Spanning five decades of the artist’s work, Judy Dater: Only Human is the first exhibition in over twenty years to explore the career of Bay Area photographer Judy Dater. This exhibition will provide a survey of Dater’s work, celebrating her achievement as a pioneering figure in 1970s feminist art and her subsequent creative evolution.
A lifetime California resident, Dater grew up in Hollywood before moving to Northern California. Dater’s talent was defined early, showing influences from cinema as well as early encouragement by several prominent photographers from the West Coast’s Group f/64 and its followers, including Imogen Cunningham, Julia Margaret Cameron, and Edward Weston. The political and geographic landscape of California also shaped Dater’s photography, and the growing momentum of the feminist movement informed her early work while she was living in San Francisco’s Haight-Ashbury district in the late 1960s.
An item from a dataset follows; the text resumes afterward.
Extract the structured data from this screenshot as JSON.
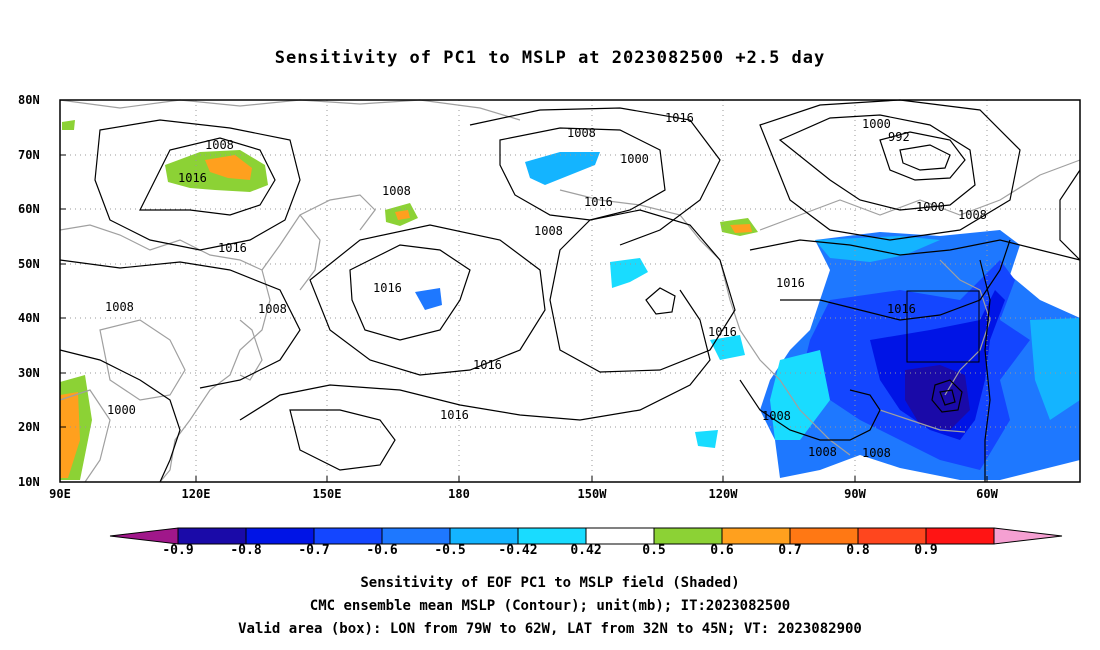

During this time, she refined her critique of the constraints imposed on men and women, on their societal roles and their bodies. Dater’s subsequent portraits from the 1970s and beyond focus on the unique qualities of the sitters’ individualities, celebrate their humanity, and navigate personality and gender stereotypes in subtle ways.
Though the theme of feminism remains present throughout Dater’s work, over time her compositions increased in narrative depth and implication. Her haunting self-portraits incorporate the Southwestern landscape using geographic features as allusions to the weight of social constructs.